Ancora una volta risuona la voce in video di Amelio che dice: «Terrae motus non è una mostra è una collezione di opere di grande respiro, di grande valore, create e destinate alla città di Napoli, per realizzare un grande museo di arte contemporanea, dove le opere nascono perché ispirate, perché prodotte da un’emozione che la città offre all’artista». Ed ecco che si vedono le immagini di Amelio, pensoso e speranzoso, che passeggia tra le spoglie mura dell’ex convento di Santa Lucia a Monte, lì dove aveva in mente di realizzare quel museo d’arte contemporanea che a Napoli mancava e che la sua persona ha sicuramente poi ispirato, come ricorda Achille Bonito Oliva.
La telecamera si sposta a Capri, a Punta Tragara, dove Amelio aveva disegnato la sua tomba facendoci incidere il titolo di un’opera di Beuys, L’isola del sonno.
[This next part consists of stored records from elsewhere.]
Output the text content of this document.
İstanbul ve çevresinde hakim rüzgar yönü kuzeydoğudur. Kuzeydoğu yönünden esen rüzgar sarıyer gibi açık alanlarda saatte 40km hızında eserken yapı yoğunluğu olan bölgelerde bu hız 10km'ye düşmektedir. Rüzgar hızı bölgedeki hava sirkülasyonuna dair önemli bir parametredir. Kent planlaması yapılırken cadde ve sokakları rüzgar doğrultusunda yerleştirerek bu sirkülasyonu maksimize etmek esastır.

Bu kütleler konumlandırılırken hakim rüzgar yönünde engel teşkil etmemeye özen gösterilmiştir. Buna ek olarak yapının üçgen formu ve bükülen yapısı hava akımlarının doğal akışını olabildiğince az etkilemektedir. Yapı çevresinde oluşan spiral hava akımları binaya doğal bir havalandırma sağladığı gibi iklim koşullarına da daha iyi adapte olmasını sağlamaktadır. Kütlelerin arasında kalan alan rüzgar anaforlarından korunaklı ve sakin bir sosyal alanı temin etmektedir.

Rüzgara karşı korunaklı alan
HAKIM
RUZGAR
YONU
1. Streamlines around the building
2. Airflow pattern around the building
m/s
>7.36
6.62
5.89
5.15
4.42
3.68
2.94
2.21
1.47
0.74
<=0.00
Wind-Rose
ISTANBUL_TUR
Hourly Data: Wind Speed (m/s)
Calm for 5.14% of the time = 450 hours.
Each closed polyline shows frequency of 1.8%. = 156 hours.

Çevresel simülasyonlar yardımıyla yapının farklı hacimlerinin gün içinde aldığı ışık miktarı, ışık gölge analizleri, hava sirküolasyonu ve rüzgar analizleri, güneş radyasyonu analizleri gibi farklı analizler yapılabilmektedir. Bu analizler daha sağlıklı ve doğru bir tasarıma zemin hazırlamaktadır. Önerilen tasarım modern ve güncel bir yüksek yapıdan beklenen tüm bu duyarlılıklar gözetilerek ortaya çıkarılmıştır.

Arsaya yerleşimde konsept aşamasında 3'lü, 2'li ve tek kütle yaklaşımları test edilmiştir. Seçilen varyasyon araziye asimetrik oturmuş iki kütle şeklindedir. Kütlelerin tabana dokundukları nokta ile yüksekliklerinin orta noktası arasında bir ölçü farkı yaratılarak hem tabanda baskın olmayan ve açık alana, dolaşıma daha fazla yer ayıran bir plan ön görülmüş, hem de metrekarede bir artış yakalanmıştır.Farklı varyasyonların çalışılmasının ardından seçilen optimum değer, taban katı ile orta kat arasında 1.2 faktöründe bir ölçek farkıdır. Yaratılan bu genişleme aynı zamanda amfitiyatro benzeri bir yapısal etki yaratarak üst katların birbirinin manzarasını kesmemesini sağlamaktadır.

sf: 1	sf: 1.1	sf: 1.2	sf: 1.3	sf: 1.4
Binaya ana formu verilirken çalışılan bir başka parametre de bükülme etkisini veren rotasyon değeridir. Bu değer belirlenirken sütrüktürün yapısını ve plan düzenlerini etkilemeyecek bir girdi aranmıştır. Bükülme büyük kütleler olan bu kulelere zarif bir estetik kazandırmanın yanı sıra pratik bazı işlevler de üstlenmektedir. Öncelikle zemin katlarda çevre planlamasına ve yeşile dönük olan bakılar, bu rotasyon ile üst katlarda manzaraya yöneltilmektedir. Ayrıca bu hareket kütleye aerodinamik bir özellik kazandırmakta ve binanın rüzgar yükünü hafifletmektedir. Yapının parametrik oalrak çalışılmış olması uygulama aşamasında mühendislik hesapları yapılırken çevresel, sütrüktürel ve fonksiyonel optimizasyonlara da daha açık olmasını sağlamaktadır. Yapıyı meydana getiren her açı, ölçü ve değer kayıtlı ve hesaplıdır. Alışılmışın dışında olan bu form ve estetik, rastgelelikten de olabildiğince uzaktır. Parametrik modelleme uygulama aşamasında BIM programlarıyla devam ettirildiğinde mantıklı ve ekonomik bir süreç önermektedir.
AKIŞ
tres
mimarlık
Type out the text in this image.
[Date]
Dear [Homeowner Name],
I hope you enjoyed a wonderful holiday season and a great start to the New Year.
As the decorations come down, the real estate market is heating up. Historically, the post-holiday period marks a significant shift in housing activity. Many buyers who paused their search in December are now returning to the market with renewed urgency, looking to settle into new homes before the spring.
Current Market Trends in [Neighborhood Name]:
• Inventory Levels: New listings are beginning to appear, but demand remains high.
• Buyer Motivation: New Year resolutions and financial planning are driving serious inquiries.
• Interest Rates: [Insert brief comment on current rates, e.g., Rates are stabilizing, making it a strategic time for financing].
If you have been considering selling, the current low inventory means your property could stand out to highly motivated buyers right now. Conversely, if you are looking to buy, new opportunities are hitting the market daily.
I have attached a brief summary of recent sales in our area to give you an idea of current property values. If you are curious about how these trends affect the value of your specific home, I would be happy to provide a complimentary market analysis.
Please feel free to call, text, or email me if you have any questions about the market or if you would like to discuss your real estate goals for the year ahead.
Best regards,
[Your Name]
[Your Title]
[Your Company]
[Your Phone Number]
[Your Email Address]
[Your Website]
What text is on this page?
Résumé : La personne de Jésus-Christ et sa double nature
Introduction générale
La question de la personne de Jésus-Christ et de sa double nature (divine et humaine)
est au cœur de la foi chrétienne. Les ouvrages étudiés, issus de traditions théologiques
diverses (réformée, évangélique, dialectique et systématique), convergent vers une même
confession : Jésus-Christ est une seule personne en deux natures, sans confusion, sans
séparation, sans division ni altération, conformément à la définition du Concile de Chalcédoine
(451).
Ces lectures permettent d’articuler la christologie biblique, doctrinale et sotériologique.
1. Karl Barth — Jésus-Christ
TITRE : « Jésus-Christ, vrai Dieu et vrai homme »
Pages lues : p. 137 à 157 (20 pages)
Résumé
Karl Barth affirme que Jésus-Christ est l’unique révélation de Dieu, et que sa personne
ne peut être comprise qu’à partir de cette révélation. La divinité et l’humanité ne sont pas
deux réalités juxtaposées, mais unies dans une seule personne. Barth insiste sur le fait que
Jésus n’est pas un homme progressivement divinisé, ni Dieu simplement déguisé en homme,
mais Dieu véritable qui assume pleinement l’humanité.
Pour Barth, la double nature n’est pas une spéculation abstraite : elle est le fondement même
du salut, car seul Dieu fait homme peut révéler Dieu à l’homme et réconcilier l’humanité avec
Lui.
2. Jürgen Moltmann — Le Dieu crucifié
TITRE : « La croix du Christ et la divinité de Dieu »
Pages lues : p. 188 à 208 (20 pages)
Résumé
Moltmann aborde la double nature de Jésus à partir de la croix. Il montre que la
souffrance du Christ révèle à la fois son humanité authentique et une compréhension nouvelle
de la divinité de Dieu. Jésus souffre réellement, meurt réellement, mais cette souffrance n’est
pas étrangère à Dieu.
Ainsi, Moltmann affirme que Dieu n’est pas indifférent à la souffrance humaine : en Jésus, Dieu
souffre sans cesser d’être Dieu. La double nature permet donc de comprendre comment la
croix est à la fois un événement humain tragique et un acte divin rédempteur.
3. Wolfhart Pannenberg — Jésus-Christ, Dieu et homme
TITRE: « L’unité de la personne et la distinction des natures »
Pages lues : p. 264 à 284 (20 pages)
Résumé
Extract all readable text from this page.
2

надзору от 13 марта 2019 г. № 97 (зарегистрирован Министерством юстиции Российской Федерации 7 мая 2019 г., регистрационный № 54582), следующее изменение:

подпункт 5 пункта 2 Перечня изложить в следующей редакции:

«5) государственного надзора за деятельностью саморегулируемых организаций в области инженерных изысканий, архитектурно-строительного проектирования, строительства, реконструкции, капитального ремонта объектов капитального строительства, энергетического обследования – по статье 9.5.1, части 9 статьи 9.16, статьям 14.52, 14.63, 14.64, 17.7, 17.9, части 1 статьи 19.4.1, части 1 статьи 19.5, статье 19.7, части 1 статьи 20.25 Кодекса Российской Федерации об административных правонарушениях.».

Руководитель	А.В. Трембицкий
Pare che ci volesse mettere anche un televisore, con una sua registrazione, in cui diceva «Ma io non me ne sono ancora andato», in napoletano ovviamente.
Le inquadrature fisse degli amici che lo hanno ricordato ora sono vuote e la camera si sofferma in silenzio sulla copertina del disco di Ma l’amore no, cantata da Amelio nel 1943.
Il testo è una dedica d’amore in italiano e in tedesco che scorre tra i titoli di coda, proprio come se il suo amore fosse destinato a non dissolversi nel tempo.